Comments

Episode-82- Winter is for Gardening Part Two — 4 Comments

  1. If you live in the south and want to keep your greenhouse warm during those few below freezing days do this.

    Get yourself 1, 2, or 3 (depending on the size of your greenhouse) 55 gallon metal drums. Fill them with water and paint them black. Place them in your greenhouse so that during the day the sun shines directly on them.

    Water loses heat much slower than air. So at night they radiate heat into your greenhouse all night long. And they store the heat during the day.

    Now this fails if you have a day with significant cloud cover. But its vastly cheaper than a heater for the bulk of winter days/nights.

  2. Enjoyed todays pod cast on winter gardening an all.. it was an is an good Idea to do as todays times are definetly unstable, an we know not what the future may hold for us in that regard… Gardening is one of my favorite things I enjoy doing, thanks as you now got me thinking of building an greenhouse to putter around in an get plants growning for this next spring ahead of time….. by the way I am enjoying your podcasts greatly… ewver do one on foraging for food through fishing, hunting and wild plants an such?

  3. Last weekend I double dug my 2 main raised beds. Next beds I build will be a max of 3-4 feet as you found. It’s hard to streeeeeetch to the middle…
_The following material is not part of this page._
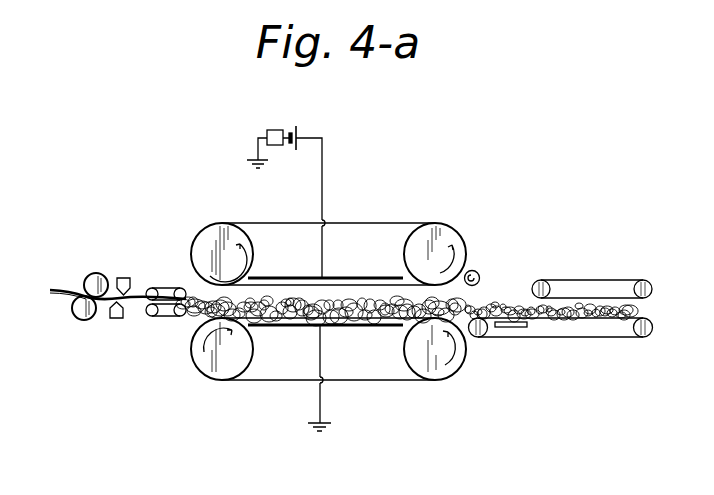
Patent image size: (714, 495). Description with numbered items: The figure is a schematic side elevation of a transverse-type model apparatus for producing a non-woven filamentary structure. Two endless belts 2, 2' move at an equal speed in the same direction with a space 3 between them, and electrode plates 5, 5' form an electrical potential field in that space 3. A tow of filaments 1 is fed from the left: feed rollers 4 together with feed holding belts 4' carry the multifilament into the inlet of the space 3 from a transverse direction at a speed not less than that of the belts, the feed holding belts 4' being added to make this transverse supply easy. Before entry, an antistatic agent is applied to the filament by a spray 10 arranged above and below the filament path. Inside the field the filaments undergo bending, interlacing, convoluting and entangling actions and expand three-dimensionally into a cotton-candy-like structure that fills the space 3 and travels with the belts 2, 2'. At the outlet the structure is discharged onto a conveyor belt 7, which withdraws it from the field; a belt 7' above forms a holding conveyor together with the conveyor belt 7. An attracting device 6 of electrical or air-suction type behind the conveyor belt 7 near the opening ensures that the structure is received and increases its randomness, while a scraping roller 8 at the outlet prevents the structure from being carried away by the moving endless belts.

  4. Listening to this podcast now. The whole winter-gardening theme is great. However, quick correction: I just heard Jack mention that larger greenhouses are harder to keep above freezing overnight in the winter. It’s actually just the opposite; larger greenhouses hold their heat better. The volume of warm air within the greenhouse increases faster than the surface area of the greenhouse walls, as the house dimensions increase. Now, keeping them warm with supplemental heat, that is harder, but they will hold the heat longer and better overnight.